The beach. The light rain. A common version of summer weather, a slice of coastal Alaska. Fish on.
In most fishing situations with my family I’m the one who outlasts the group. Too rooted to reel up and leave the bite. My wife jokingly accuses me of being stricken by some form of obsession marred by scale and water. I don’t believe it. But maybe she’s right, because after 30 or 40 fish I’m not ready to leave. She is.
I’m left on the beach. The constant hum of thick waves diving on small stones. Few people around. My hands drip with cold saltwater. Small iridescent herring scales cling to the pores of everything I’ve touched. The bait is almost gone. I’ll stop when it is.
Cast. Fish. Cast. Fish. Nine foot, medium action rod. Four ounce weight. Single 3/0 J hook. Cut bait.
Time slows, even stops at the water’s edge. Maybe that’s it. No correlation between now and then. Kids fishing. Us together.
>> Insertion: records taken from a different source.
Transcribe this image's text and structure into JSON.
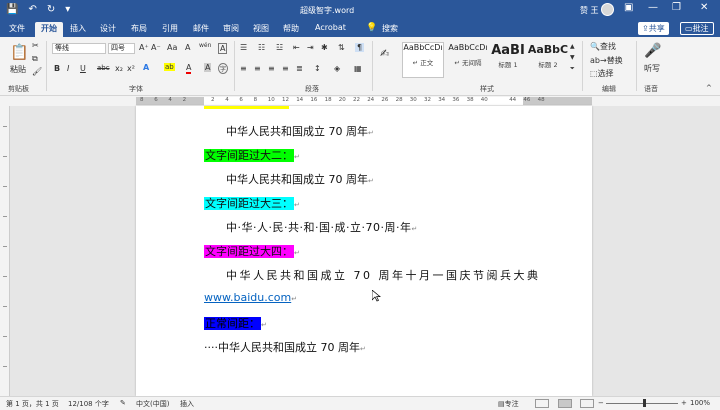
{
  "titlebar": {
    "doc_title": "超级智字.word",
    "user": "赞 王",
    "controls": {
      "minimize": "—",
      "restore": "❐",
      "close": "✕"
    }
  },
  "tabs": {
    "file": "文件",
    "home": "开始",
    "insert": "插入",
    "design": "设计",
    "layout": "布局",
    "references": "引用",
    "mailings": "邮件",
    "review": "审阅",
    "view": "视图",
    "help": "帮助",
    "acrobat": "Acrobat",
    "search": "搜索",
    "share": "共享",
    "comment": "批注"
  },
  "ribbon": {
    "clipboard": {
      "paste": "粘贴",
      "label": "剪贴板"
    },
    "font": {
      "name": "等线",
      "size": "四号",
      "label": "字体",
      "bold": "B",
      "italic": "I",
      "underline": "U",
      "strike": "abc",
      "sub": "x₂",
      "sup": "x²",
      "grow": "A⁺",
      "shrink": "A⁻",
      "case": "Aa",
      "clear": "A",
      "phonetic": "wén",
      "border": "A",
      "effects": "A",
      "highlight": "ab",
      "color": "A",
      "shade": "A",
      "encircle": "字"
    },
    "paragraph": {
      "label": "段落"
    },
    "styles": {
      "label": "样式",
      "items": [
        {
          "preview": "AaBbCcDı",
          "name": "↵ 正文"
        },
        {
          "preview": "AaBbCcDı",
          "name": "↵ 无间隔"
        },
        {
          "preview": "AaBI",
          "name": "标题 1"
        },
        {
          "preview": "AaBbC",
          "name": "标题 2"
        }
      ]
    },
    "editing": {
      "label": "编辑",
      "find": "查找",
      "replace": "替换",
      "select": "选择"
    },
    "voice": {
      "label": "语音",
      "dictate": "听写"
    }
  },
  "ruler": {
    "numbers": [
      "8",
      "6",
      "4",
      "2",
      "",
      "2",
      "4",
      "6",
      "8",
      "10",
      "12",
      "14",
      "16",
      "18",
      "20",
      "22",
      "24",
      "26",
      "28",
      "30",
      "32",
      "34",
      "36",
      "38",
      "40",
      "",
      "44",
      "46",
      "48"
    ]
  },
  "document": {
    "lines": [
      {
        "text": "中华人民共和国成立 70 周年",
        "mark": "↵",
        "highlight": ""
      },
      {
        "text": "文字间距过大二：",
        "mark": "↵",
        "highlight": "#00ff00"
      },
      {
        "text": "中华人民共和国成立 70 周年",
        "mark": "↵",
        "highlight": ""
      },
      {
        "text": "文字间距过大三：",
        "mark": "↵",
        "highlight": "#00ffff"
      },
      {
        "text": "中·华·人·民·共·和·国·成·立·70·周·年",
        "mark": "↵",
        "highlight": ""
      },
      {
        "text": "文字间距过大四：",
        "mark": "↵",
        "highlight": "#ff00ff"
      },
      {
        "text": "中华人民共和国成立 70 周年十月一国庆节阅兵大典",
        "mark": "",
        "highlight": ""
      },
      {
        "text": "www.baidu.com",
        "mark": "↵",
        "highlight": ""
      },
      {
        "text": "正常间距：",
        "mark": "↵",
        "highlight": "#0000ff"
      },
      {
        "text": "····中华人民共和国成立 70 周年",
        "mark": "↵",
        "highlight": ""
      }
    ]
  },
  "statusbar": {
    "page": "第 1 页，共 1 页",
    "words": "12/108 个字",
    "lang": "中文(中国)",
    "mode": "插入",
    "focus": "专注",
    "zoom": "100%",
    "zoom_minus": "−",
    "zoom_plus": "+"
  }
}
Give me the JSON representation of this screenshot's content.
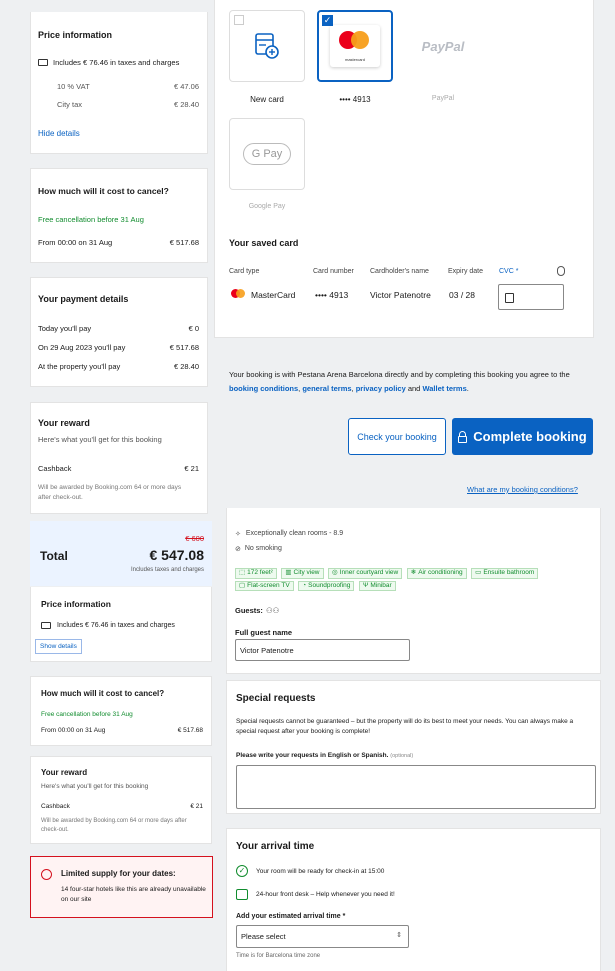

Missing the ferry wasn’t such a bad deal. When the only thing that makes any sense is to forego the schedule of routine and reach for the experience of finding solace somewhere at the edge of water, then stopping at the end of the road is just the beginning of arrival.
Ryan Ragan is a writer and avid outdoorsman; and an information officer with the division of Sport Fish, based in Anchorage.